Title: This is Going to Hurt: Secrets of a Junior Doctor
Author: Adam Kay
Publication: 7th September 2017 by Picador
Genre: Non-fiction, medical, biography
Around the Year in 52 Books – A book about or inspired by real events
Welcome to the life of a junior doctor: 97-hour weeks, life and death decisions, a constant tsunami of bodily fluids, and the hospital parking meter earns more than you.
Scribbled in secret after endless days, sleepless nights and missed weekends, Adam Kay’s This is Going to Hurt provides a no-holds-barred account of his time on the NHS front line. Hilarious, horrifying and heartbreaking, this diary is everything you wanted to know – and more than a few things you didn’t – about life on and off the hospital ward.
I was first introduced to this book when the author was in dictionary corner on 8 Out of 10 Cats Does Countdown. He read snippets from his book and I couldn’t help but snort laugh. I had to buy it and definitely don’t regret doing so.

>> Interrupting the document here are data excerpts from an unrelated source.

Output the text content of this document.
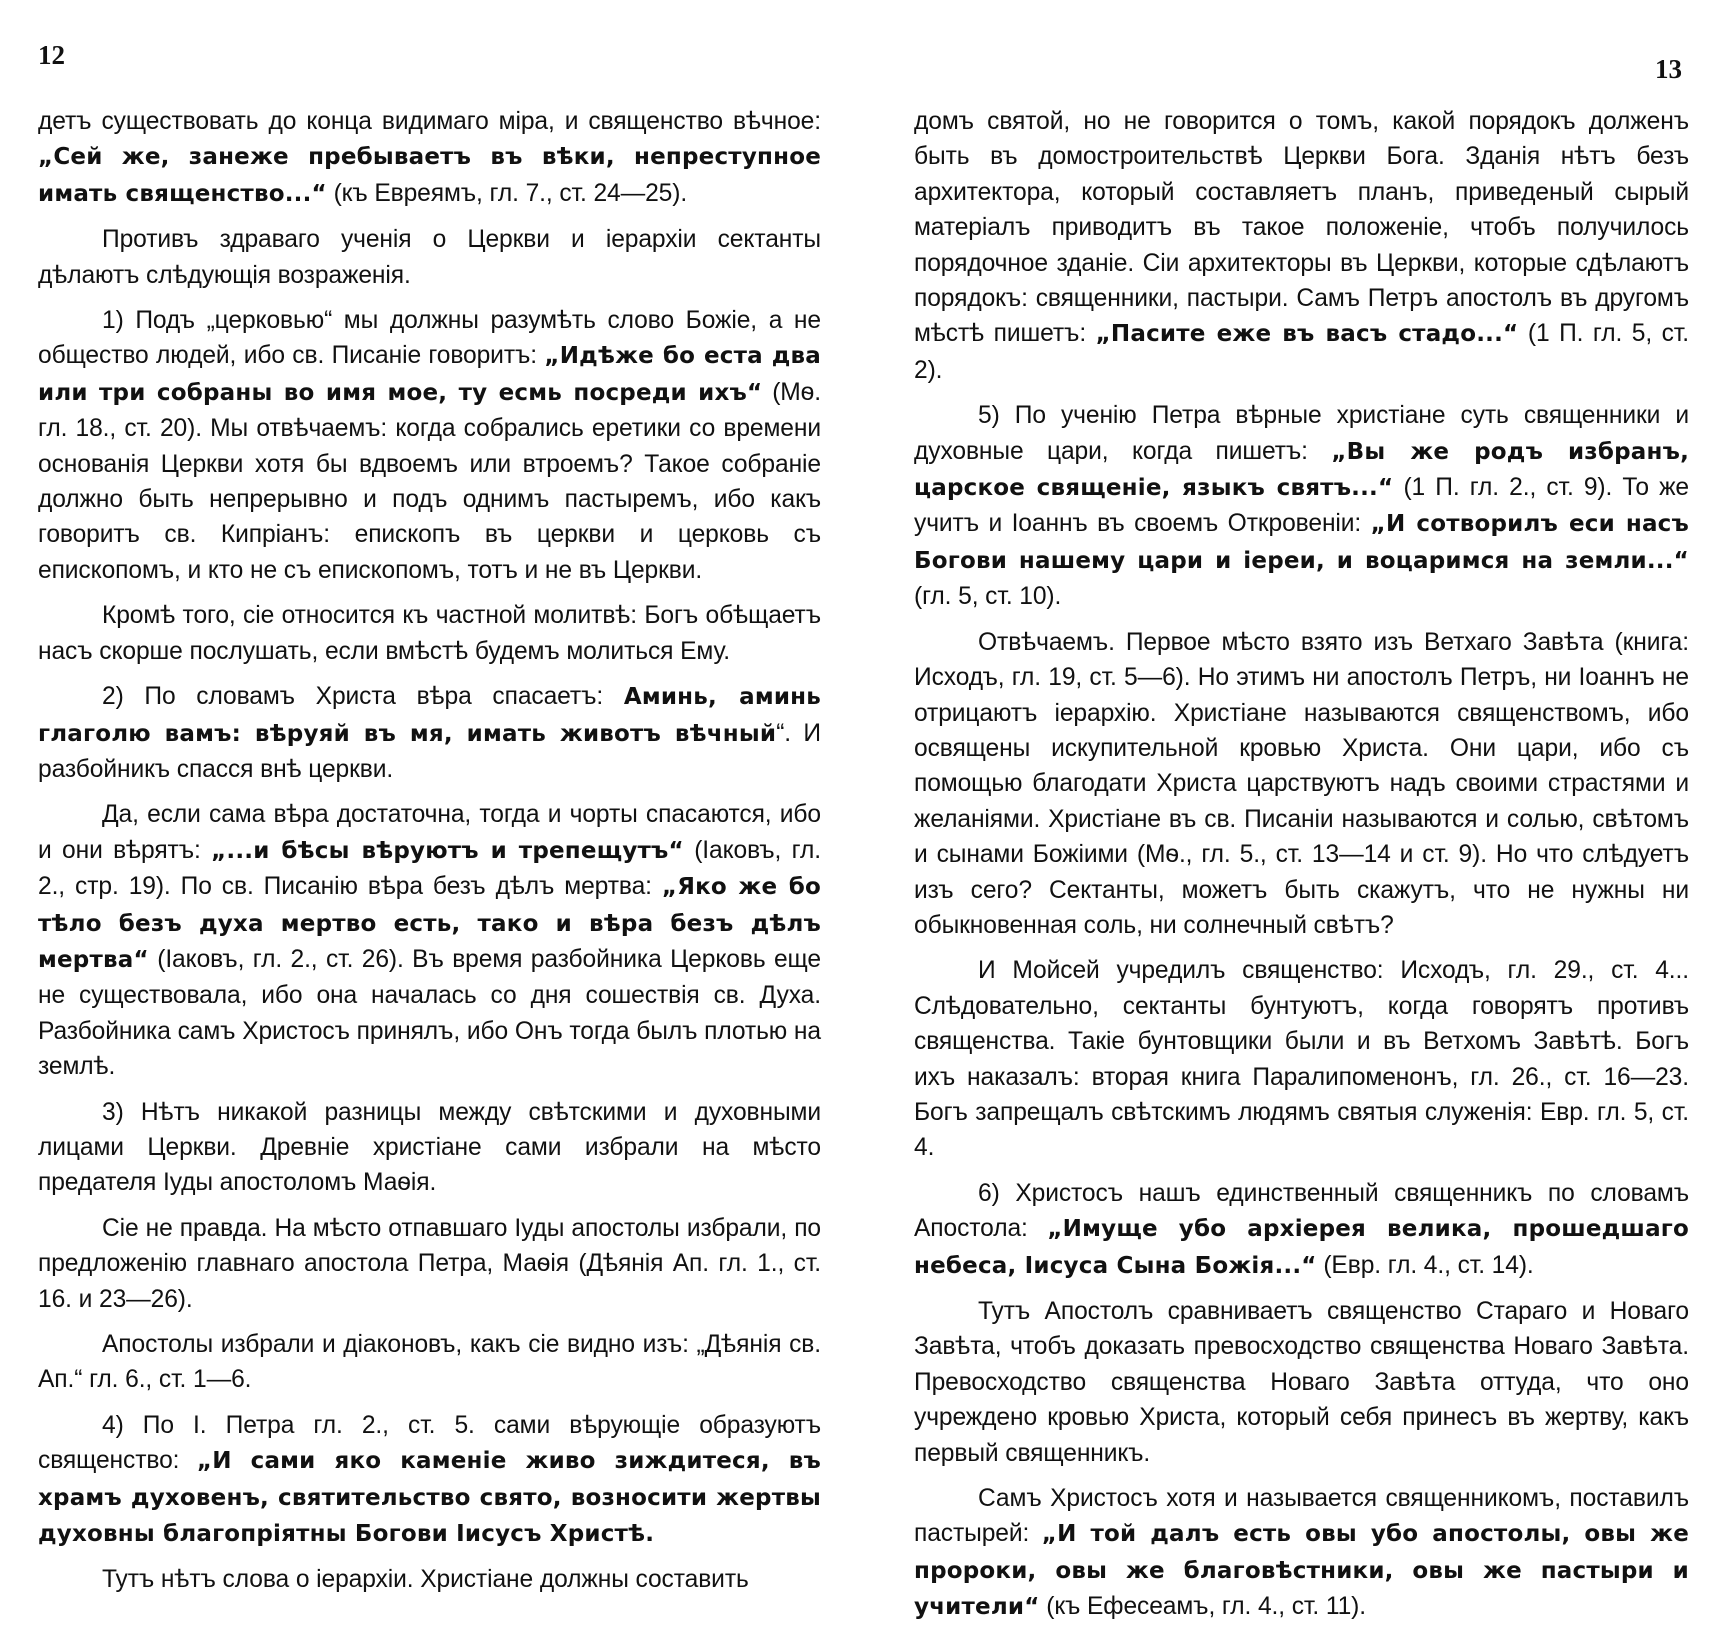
12	13

детъ существовать до конца видимаго міра, и священство вѣчное: „Сей же, занеже пребываетъ въ вѣки, непреступное имать священство...“ (къ Евреямъ, гл. 7., ст. 24—25).

Противъ здраваго ученія о Церкви и іерархіи сектанты дѣлаютъ слѣдующія возраженія.

1) Подъ „церковью“ мы должны разумѣть слово Божіе, а не общество людей, ибо св. Писаніе говоритъ: „Идѣже бо еста два или три собраны во имя мое, ту есмь посреди ихъ“ (Мѳ. гл. 18., ст. 20). Мы отвѣчаемъ: когда собрались еретики со времени основанія Церкви хотя бы вдвоемъ или втроемъ? Такое собраніе должно быть непрерывно и подъ однимъ пастыремъ, ибо какъ говоритъ св. Кипріанъ: епископъ въ церкви и церковь съ епископомъ, и кто не съ епископомъ, тотъ и не въ Церкви.

Кромѣ того, сіе относится къ частной молитвѣ: Богъ обѣщаетъ насъ скорше послушать, если вмѣстѣ будемъ молиться Ему.

2) По словамъ Христа вѣра спасаетъ: Аминь, аминь глаголю вамъ: вѣруяй въ мя, имать животъ вѣчный“. И разбойникъ спасся внѣ церкви.

Да, если сама вѣра достаточна, тогда и чорты спасаются, ибо и они вѣрятъ: „...и бѣсы вѣруютъ и трепещутъ“ (Іаковъ, гл. 2., стр. 19). По св. Писанію вѣра безъ дѣлъ мертва: „Яко же бо тѣло безъ духа мертво есть, тако и вѣра безъ дѣлъ мертва“ (Іаковъ, гл. 2., ст. 26). Въ время разбойника Церковь еще не существовала, ибо она началась со дня сошествія св. Духа. Разбойника самъ Христосъ принялъ, ибо Онъ тогда былъ плотью на землѣ.

3) Нѣтъ никакой разницы между свѣтскими и духовными лицами Церкви. Древніе христіане сами избрали на мѣсто предателя Іуды апостоломъ Маѳія.

Сіе не правда. На мѣсто отпавшаго Іуды апостолы избрали, по предложенію главнаго апостола Петра, Маѳія (Дѣянія Ап. гл. 1., ст. 16. и 23—26).

Апостолы избрали и діаконовъ, какъ сіе видно изъ: „Дѣянія св. Ап.“ гл. 6., ст. 1—6.

4) По І. Петра гл. 2., ст. 5. сами вѣрующіе образуютъ священство: „И сами яко каменіе живо зиждитеся, въ храмъ духовенъ, святительство свято, возносити жертвы духовны благопріятны Богови Іисусъ Христѣ.

Тутъ нѣтъ слова о іерархіи. Христіане должны составить

домъ святой, но не говорится о томъ, какой порядокъ долженъ быть въ домостроительствѣ Церкви Бога. Зданія нѣтъ безъ архитектора, который составляетъ планъ, приведеный сырый матеріалъ приводитъ въ такое положеніе, чтобъ получилось порядочное зданіе. Сіи архитекторы въ Церкви, которые сдѣлаютъ порядокъ: священники, пастыри. Самъ Петръ апостолъ въ другомъ мѣстѣ пишетъ: „Пасите еже въ васъ стадо...“ (1 П. гл. 5, ст. 2).

5) По ученію Петра вѣрные христіане суть священники и духовные цари, когда пишетъ: „Вы же родъ избранъ, царское священіе, языкъ святъ...“ (1 П. гл. 2., ст. 9). То же учитъ и Іоаннъ въ своемъ Откровеніи: „И сотворилъ еси насъ Богови нашему цари и іереи, и воцаримся на земли...“ (гл. 5, ст. 10).

Отвѣчаемъ. Первое мѣсто взято изъ Ветхаго Завѣта (книга: Исходъ, гл. 19, ст. 5—6). Но этимъ ни апостолъ Петръ, ни Іоаннъ не отрицаютъ іерархію. Христіане называются священствомъ, ибо освящены искупительной кровью Христа. Они цари, ибо съ помощью благодати Христа царствуютъ надъ своими страстями и желаніями. Христіане въ св. Писаніи называются и солью, свѣтомъ и сынами Божіими (Мѳ., гл. 5., ст. 13—14 и ст. 9). Но что слѣдуетъ изъ сего? Сектанты, можетъ быть скажутъ, что не нужны ни обыкновенная соль, ни солнечный свѣтъ?

И Мойсей учредилъ священство: Исходъ, гл. 29., ст. 4... Слѣдовательно, сектанты бунтуютъ, когда говорятъ противъ священства. Такіе бунтовщики были и въ Ветхомъ Завѣтѣ. Богъ ихъ наказалъ: вторая книга Паралипоменонъ, гл. 26., ст. 16—23. Богъ запрещалъ свѣтскимъ людямъ святыя служенія: Евр. гл. 5, ст. 4.

6) Христосъ нашъ единственный священникъ по словамъ Апостола: „Имуще убо архіерея велика, прошедшаго небеса, Іисуса Сына Божія...“ (Евр. гл. 4., ст. 14).

Тутъ Апостолъ сравниваетъ священство Стараго и Новаго Завѣта, чтобъ доказать превосходство священства Новаго Завѣта. Превосходство священства Новаго Завѣта оттуда, что оно учреждено кровью Христа, который себя принесъ въ жертву, какъ первый священникъ.

Самъ Христосъ хотя и называется священникомъ, поставилъ пастырей: „И той далъ есть овы убо апостолы, овы же пророки, овы же благовѣстники, овы же пастыри и учители“ (къ Ефесеамъ, гл. 4., ст. 11).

This book consists of extracts from a diary Adam Kay kept whist he was a Junior Doctor working for the NHS. The book is funny, heart warming, heartbreaking and, as he was an obs & gynae doctor, sometime disgusting. It was eye opening to see just how many hours doctors are expected to do, on little sleep, food or toileting, to see the effect the job had on their families, their social lives and their mental health.
As it is a collection of diary entries, I will share my favourites.
“Three a.m. attendance at labour ward triage. Patient RO is twenty-five years old and thirty weeks into her first pregnancy. She complains of a large number of painless spots on her tongue. Diagnosis: taste buds.”
“I missed what the argument was about, but a woman storms out of gynae outpatients screaming at the clinic sister, ‘I pay your salary! I pay your salary!’ The sister yells back, ‘Can I have a raise then?'”
“‘In order to encourage use of public transport’ there is no staff car park at the hospital – an admirable sentiment that would land me with a two-hour-twenty-minute commute each way.”
“Prescribing a morning-after pill in A&E. The patient says, ‘I slept with three guys last night. Will one pill be enough?'”
“Sending a patient home from the day surgery unit following laparoscopic sterilization. I tell her she can have sex again as soon as she feels ready, but to use alternative contraception until her next period. I nod at her husband and say, ‘That means he has to wear a condom.’ I can’t quite work out why their faces are a picture of horror, melting like the Nazis at the end of Raiders of the Lost Ark. What have I said? It’s perfectly good advice, right? I look at them both again, and realize the man is actually her father.”
A book which will have you going through a roller coaster of emotions and leaving me with the feeling that maybe my work hours aren’t so bad as I thought. I already respected those who work in medicine but even more so after reading this.